Articolo: Qualche riflessione in materia di diritto di accesso del datore di lavoro e tutela della riservatezza dei lavoratori
articolo di approfondimento di Marianna Russo (pubblicato sulla rivista Lavoro e Previdenza Oggi)
“La tutela dei dati sensibili, cioè delle informazioni personali idonee a rivelare l’origine razziale ed etnica, le convinzioni religiose o filosofiche, le opinioni politiche, l’adesione a partiti, sindacati o associazioni, nonché lo stato di salute e la vita sessuale, si fonda non soltanto sul diritto to be alone di matrice anglosassone – oggi trasfuso nel moderno concetto di privacy – ma anche sulla necessaria applicazione del principio, costituzionalmente garantito, di uguaglianza e di pieno sviluppo della personalità umana, rimuovendo, appunto, gli insidiosi ostacoli di discriminazione.
Soltanto di recente l’attenzione del legislatore italiano si è focalizzata sulla protezione dei dati sensibili: il prodromo di questo interesse si rinviene nella Legge 31 maggio 1970, n. 300, il c.d. Statuto dei lavoratori, che, con l’art. 8 rubricato “Divieto di indagini sulle opinioni”, ha posto un argine al dilagante e invasivo potere di controllo del datore di lavoro “su fatti non rilevanti ai fini della valutazione dell’attitudine professionale del lavoratore”.

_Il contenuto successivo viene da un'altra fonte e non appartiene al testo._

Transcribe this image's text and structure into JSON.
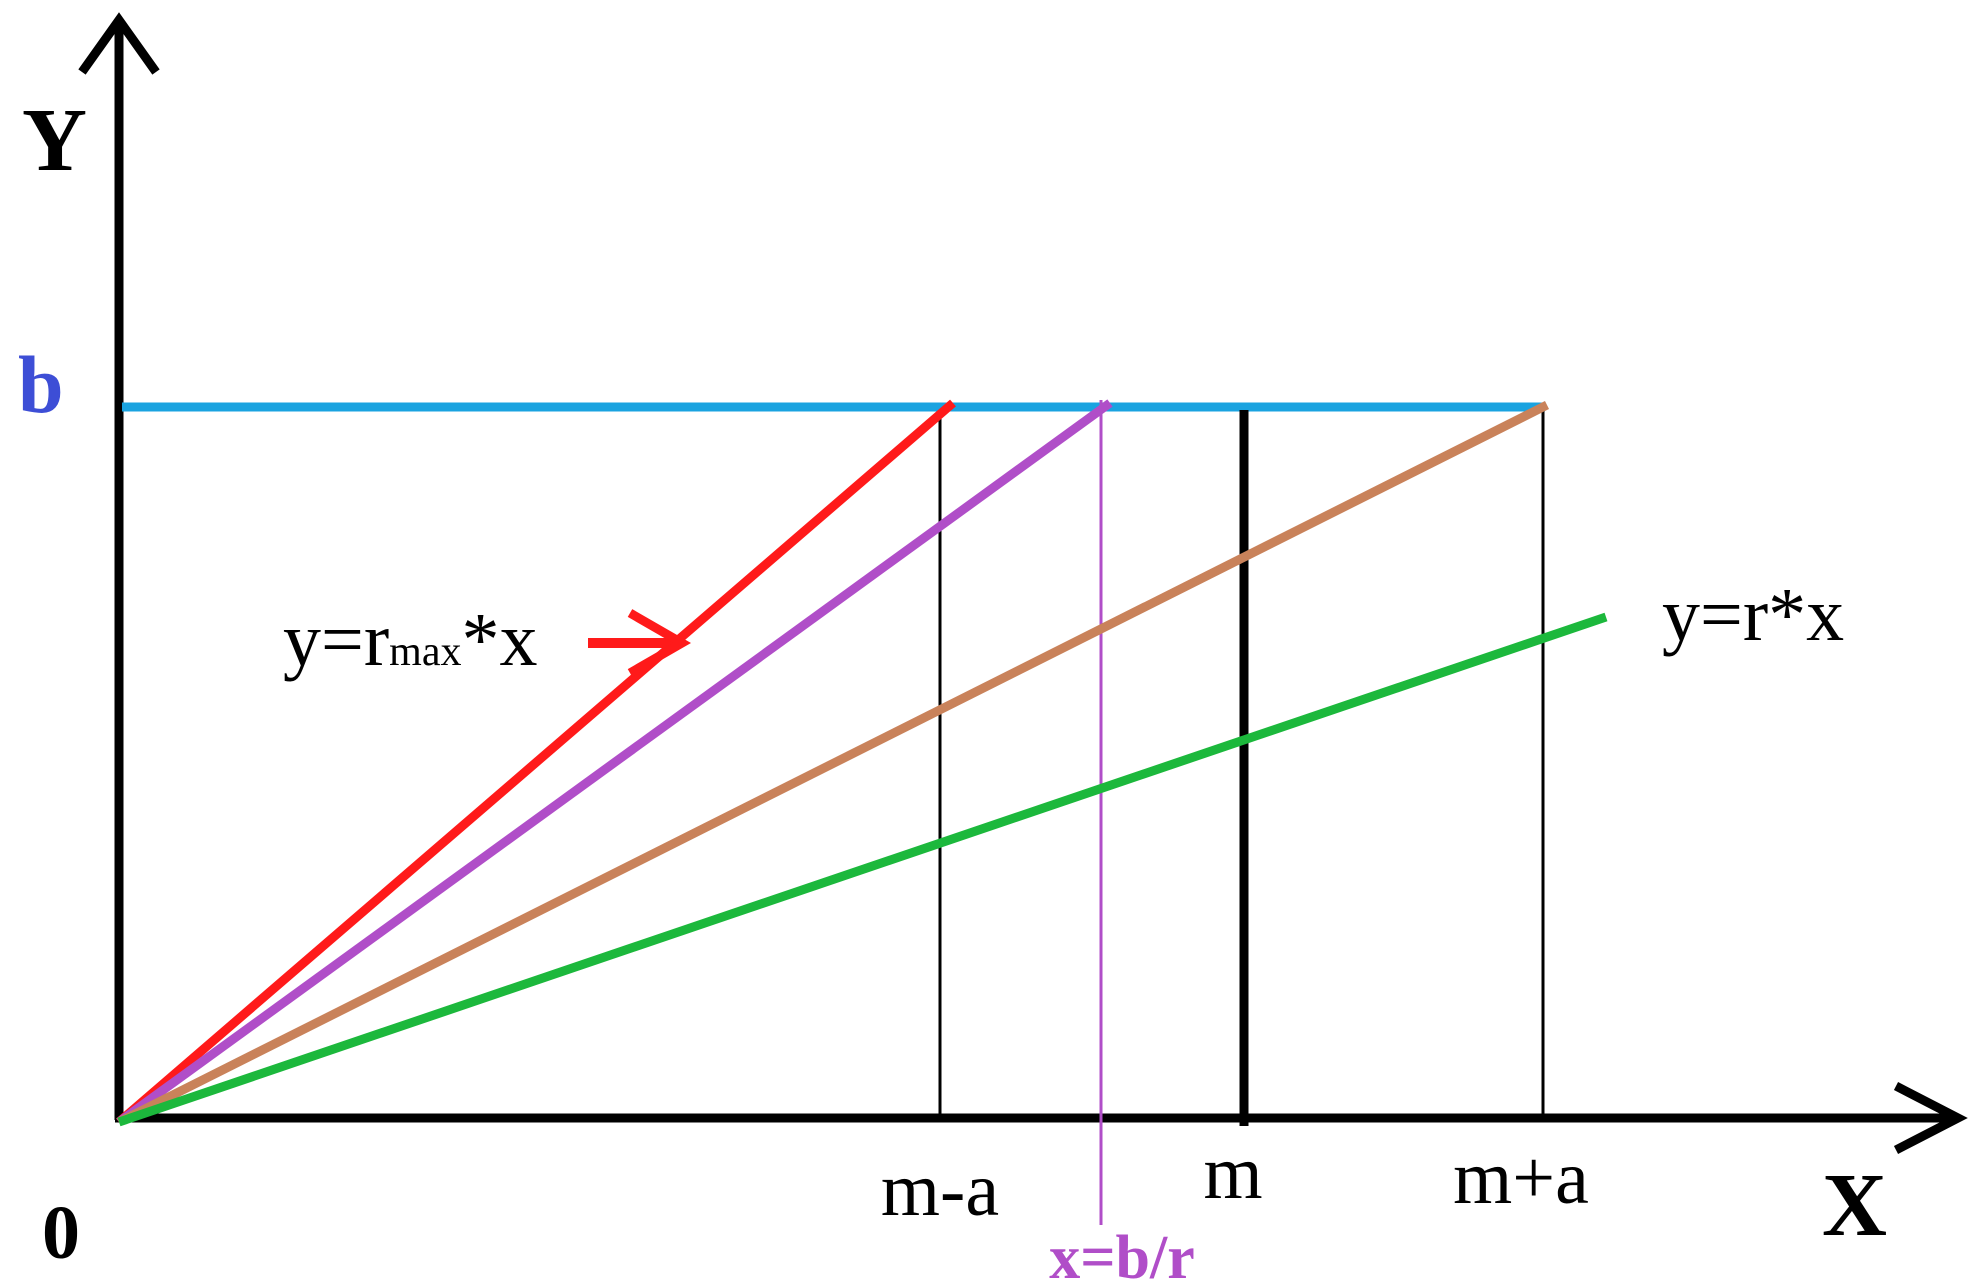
{
  "labels": {
    "y_axis": "Y",
    "x_axis": "X",
    "origin": "0",
    "b": "b",
    "m_minus_a": "m-a",
    "m": "m",
    "m_plus_a": "m+a",
    "x_eq_b_over_r": "x=b/r",
    "y_rmax_x_prefix": "y=r",
    "y_rmax_x_sub": "max",
    "y_rmax_x_suffix": "*x",
    "y_r_x": "y=r*x"
  },
  "colors": {
    "axis": "#000000",
    "b_line": "#1aa3e0",
    "b_label": "#3d4ed6",
    "r_max_line": "#ff1a1a",
    "b_over_r_line": "#b04ec8",
    "m_plus_a_line": "#c9825a",
    "r_x_line": "#1cb83c",
    "guide": "#000000",
    "b_over_r_label": "#b04ec8"
  }
}
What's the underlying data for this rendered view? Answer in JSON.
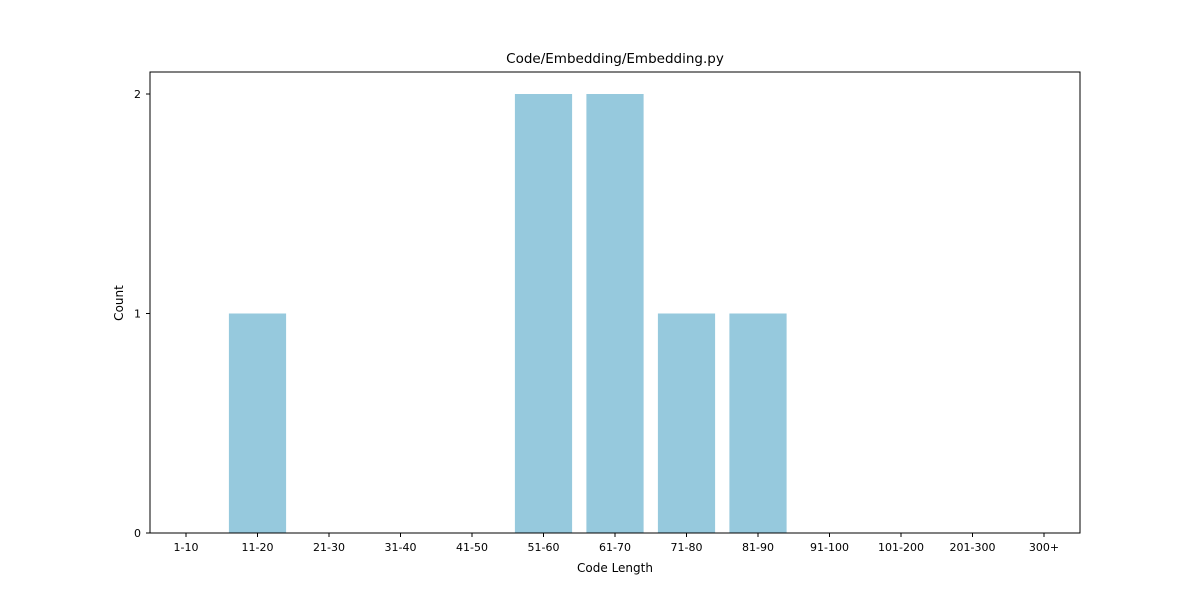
{
  "chart_data": {
    "type": "bar",
    "title": "Code/Embedding/Embedding.py",
    "xlabel": "Code Length",
    "ylabel": "Count",
    "categories": [
      "1-10",
      "11-20",
      "21-30",
      "31-40",
      "41-50",
      "51-60",
      "61-70",
      "71-80",
      "81-90",
      "91-100",
      "101-200",
      "201-300",
      "300+"
    ],
    "values": [
      0,
      1,
      0,
      0,
      0,
      2,
      2,
      1,
      1,
      0,
      0,
      0,
      0
    ],
    "yticks": [
      0,
      1,
      2
    ],
    "ylim": [
      0,
      2.1
    ],
    "grid": false,
    "legend": "none",
    "bar_color": "#96c9dd",
    "axis_color": "#000000"
  }
}
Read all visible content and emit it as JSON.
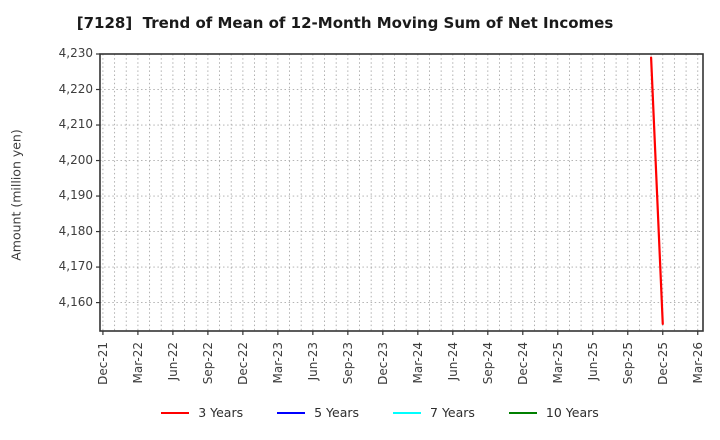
{
  "chart_data": {
    "type": "line",
    "title": "[7128]  Trend of Mean of 12-Month Moving Sum of Net Incomes",
    "ylabel": "Amount (million yen)",
    "xlabel": "",
    "x_tick_labels": [
      "Dec-21",
      "Mar-22",
      "Jun-22",
      "Sep-22",
      "Dec-22",
      "Mar-23",
      "Jun-23",
      "Sep-23",
      "Dec-23",
      "Mar-24",
      "Jun-24",
      "Sep-24",
      "Dec-24",
      "Mar-25",
      "Jun-25",
      "Sep-25",
      "Dec-25",
      "Mar-26"
    ],
    "x_tick_month_interval": 3,
    "xlim_months": [
      -0.25,
      51.45
    ],
    "ylim": [
      4152,
      4230
    ],
    "yticks": [
      4160,
      4170,
      4180,
      4190,
      4200,
      4210,
      4220,
      4230
    ],
    "ytick_labels": [
      "4,160",
      "4,170",
      "4,180",
      "4,190",
      "4,200",
      "4,210",
      "4,220",
      "4,230"
    ],
    "grid": "dotted",
    "grid_minor_monthly": true,
    "legend_position": "bottom-center",
    "series": [
      {
        "name": "3 Years",
        "color": "#ff0000",
        "points": [
          {
            "label": "Nov-25",
            "month": 47,
            "value": 4229
          },
          {
            "label": "Dec-25",
            "month": 48,
            "value": 4154
          }
        ]
      },
      {
        "name": "5 Years",
        "color": "#0000ff",
        "points": []
      },
      {
        "name": "7 Years",
        "color": "#00ffff",
        "points": []
      },
      {
        "name": "10 Years",
        "color": "#008000",
        "points": []
      }
    ],
    "colors": {
      "grid": "#a9a9a9",
      "frame": "#333333",
      "tick_text": "#3d3d3d",
      "title_text": "#1a1a1a",
      "background": "#ffffff"
    }
  }
}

Sono occorsi oltre venti anni prima che la tutela dei dati sensibili passasse da una disciplina speciale – rivolta ai prestatori di lavoro – alla disciplina generale, valida per tutti e posta a difesa del valore “riservatezza”. Infatti, solo nel 1996, con la Legge 31 dicembre 1996, n. 675, si è avuta una normativa compiuta e puntuale sul trattamento dei dati personali, successivamente riordinata nel c.d. Codice della privacy – il D.Lgs. 30 giugno 2003, n. 196 – che consta di ben 186 articoli.”